Just Love: Durham’s Christmas Food Collection

Will you give something back this Christmas?

Are you a student in Durham going home for Christmas? Have you got leftover food in your cupboards? Donate it now to Just Love, Durham’s Christmas food collection, in aid of Durham Foodbank and FoodCycle!

Durham Foodbank (part of national charity the Trussell Trust) provides emergency food for three days to local people in a crisis, distributing over eight tonnes of food each month. In 2013 a total of 11,684 people were fed in County Durham, and numbers continue to rise. Perishable food items collected by Just Love will be donated to the foodbank and given directly to individuals and families in desperate need over the Christmas period.

Durham FoodCycle collects donations of both perishable and non-perishable food items. These are cooked by volunteers and served as nutritious meals to members of the local community, including many at risk from food poverty and social isolation. Your perishable food items collected by Just Love will be given to FoodCycle, and used in this way.

Within the Durham student bubble, it can be easy for many of us to fall into the trap of thinking that poverty isn’t something which exists in the UK or affects people in our locality – perhaps even those we interact with on a day-to-day basis. But in recent years the number of people across the UK requiring emergency food from the Trussell Trust has almost tripled, from 346,992 in a year, to 913,138 in the next. Around a third of these figures are made up of children. In a report released by Oxfam in 2013, ‘Walking the Breadline: The scandal of food poverty in 21st-century Britain’, it was revealed that food prices have increased by an incredible 30.5%. This is two and a half times the rate of increase in the national minimum wage. Meanwhile, most benefits were only raised by 1% this year, and inflation rates come in at 2.8% (June 2014). As such, “by 2020 there will be 3.5 million children in poverty in the UK. We need a credible plan to do something about it”, says Helen Barnard of the Joseph Rowntree Foundation.
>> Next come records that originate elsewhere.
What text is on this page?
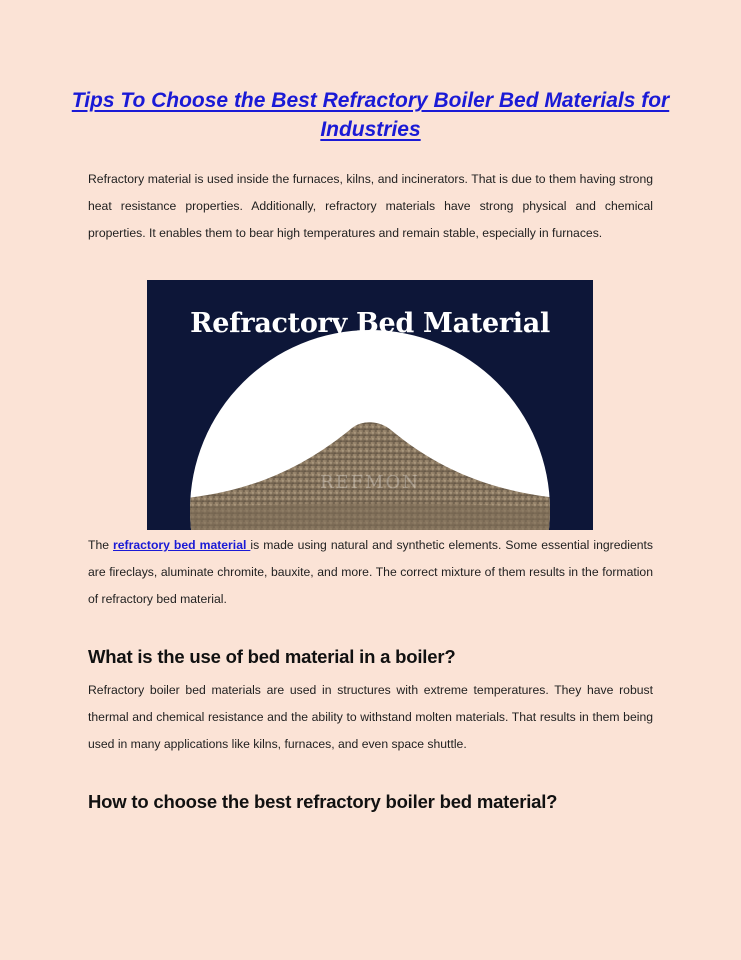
Tips To Choose the Best Refractory Boiler Bed Materials for Industries

Refractory material is used inside the furnaces, kilns, and incinerators. That is due to them having strong heat resistance properties. Additionally, refractory materials have strong physical and chemical properties. It enables them to bear high temperatures and remain stable, especially in furnaces.

Refractory Bed Material

REFMON

The refractory bed material is made using natural and synthetic elements. Some essential ingredients are fireclays, aluminate chromite, bauxite, and more. The correct mixture of them results in the formation of refractory bed material.

What is the use of bed material in a boiler?

Refractory boiler bed materials are used in structures with extreme temperatures. They have robust thermal and chemical resistance and the ability to withstand molten materials. That results in them being used in many applications like kilns, furnaces, and even space shuttle.

How to choose the best refractory boiler bed material?
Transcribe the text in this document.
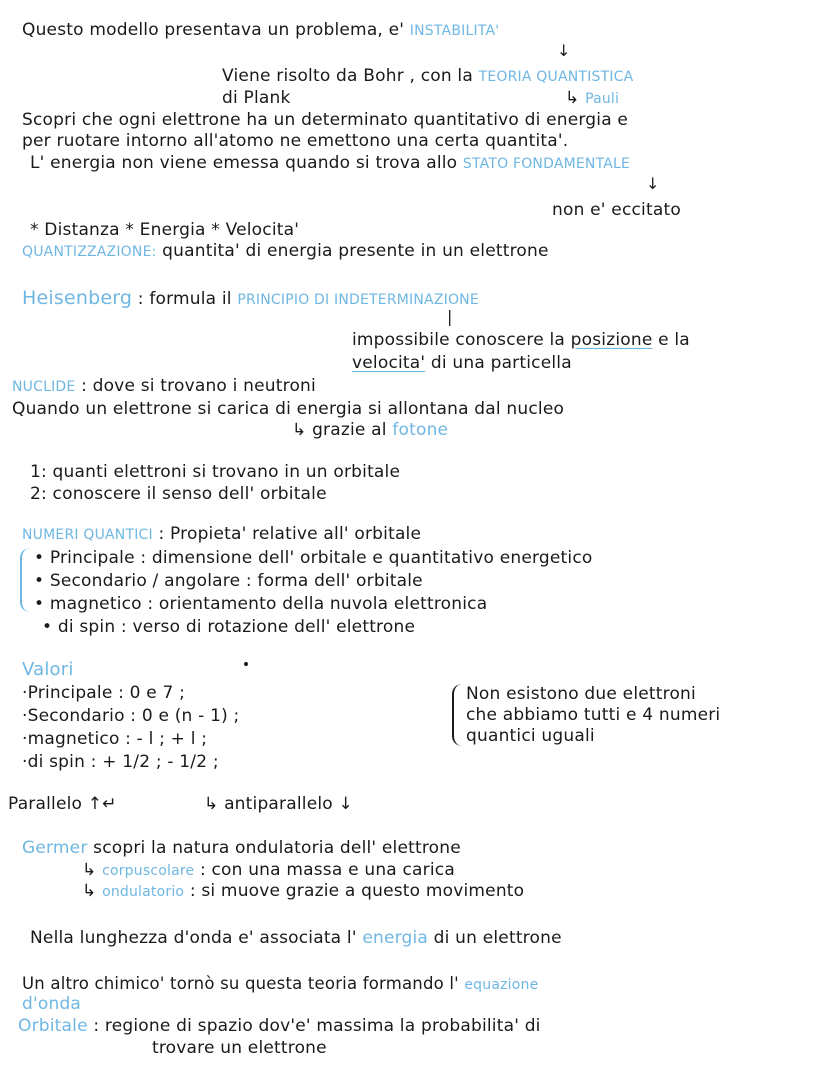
Questo modello presentava un problema, e' INSTABILITA'
↓
Viene risolto da Bohr , con la TEORIA QUANTISTICA
di Plank	↳ Pauli
Scopri che ogni elettrone ha un determinato quantitativo di energia e
per ruotare intorno all'atomo ne emettono una certa quantita'.
L' energia non viene emessa quando si trova allo STATO FONDAMENTALE
↓
non e' eccitato
* Distanza * Energia * Velocita'
QUANTIZZAZIONE: quantita' di energia presente in un elettrone
Heisenberg : formula il PRINCIPIO DI INDETERMINAZIONE
|
impossibile conoscere la posizione e la
velocita' di una particella
NUCLIDE : dove si trovano i neutroni
Quando un elettrone si carica di energia si allontana dal nucleo
↳ grazie al fotone
1: quanti elettroni si trovano in un orbitale
2: conoscere il senso dell' orbitale
NUMERI QUANTICI : Propieta' relative all' orbitale
• Principale : dimensione dell' orbitale e quantitativo energetico
• Secondario / angolare : forma dell' orbitale
• magnetico : orientamento della nuvola elettronica
• di spin : verso di rotazione dell' elettrone
Valori
·Principale : 0 e 7 ;
·Secondario : 0 e (n - 1) ;
·magnetico : - l ; + l ;
·di spin : + 1/2 ; - 1/2 ;
Non esistono due elettroni
che abbiamo tutti e 4 numeri
quantici uguali
Parallelo ↑↵	↳ antiparallelo ↓
Germer scopri la natura ondulatoria dell' elettrone
↳ corpuscolare : con una massa e una carica
↳ ondulatorio : si muove grazie a questo movimento
Nella lunghezza d'onda e' associata l' energia di un elettrone
Un altro chimico' tornò su questa teoria formando l' equazione
d'onda
Orbitale : regione di spazio dov'e' massima la probabilita' di
trovare un elettrone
Barnard is right – we urgently need to do something about it. Food poverty is on the rise in the UK, and particularly here in the North East where poverty rates are amongst the highest in the country. In research undertaken in the North East by children’s charity Barnardo’s, a staggering 1 in 3 children were found to be living below the poverty line. In some areas, as many as three quarters of children were reported to be in workless families. These conditions have been exacerbated in recent years by the economic recession and increased unemployment, resulting in long-term consequences for the children affected by poverty in the North East. This is summarised by Barnardo’s on their website as follows:

Children who grow up poor: have lower self esteem … believe that health is a matter of luck; expect to leave school at 16 and this becomes a reality. There is evidence of intergenerational recurrence through early motherhood.”

Change needs to take place to reverse what is clearly a catastrophic failure of our society and political system to support those around us who are trapped in poverty. As students, we can be the people to help initiate this transformation – by first making our ‘eyes wide open’ to the suffering around us, then engaging with the existing campaigns and community projects around us. For example, FoodCycle are always looking for more student volunteers to help run their fantastic Hub on Wednesday afternoons in the centre of Durham. FoodCycle says that the Hub provides people “including those on low-incomes and homeless people… a delicious and healthy meal in a friendly and safe environment.”

But even as we are doing this, thousands of people in the area in which we live and study are at risk of going hungry over the next month, whilst the majority of us return home to enjoy our mince pies and mulled wine. Christmas can be a particularly difficult time for people living below the poverty line, as temperatures drop and children are home for the holidays. It is for this reason that Just Love, Durham are calling on you directly for help to feed our community by donating leftover (unopened) food items, or by purchasing food specifically to donate.

To donate, simply place items in one of the boxes located in your college. Livers out can leave food at one of the drop-off points located around Durham city, as follows:

30 Crossgate

6 Crossgate Peth

57 Gilesgate

8 Faraday Ct

51 Orchard Drive

54 Kirkwood Drive

3 Wynard Grove

48 The Ave

1 Finlay House

75A Claypath

Or find your nearest collection point using our handy map: https://www.google.com/maps/d/viewer?mid=ze8ezvogvBkY.kKm_ETVxnMqg

Please do help to support vulnerable people in our community this Christmas. Your donation will be gratefully received. Thank you!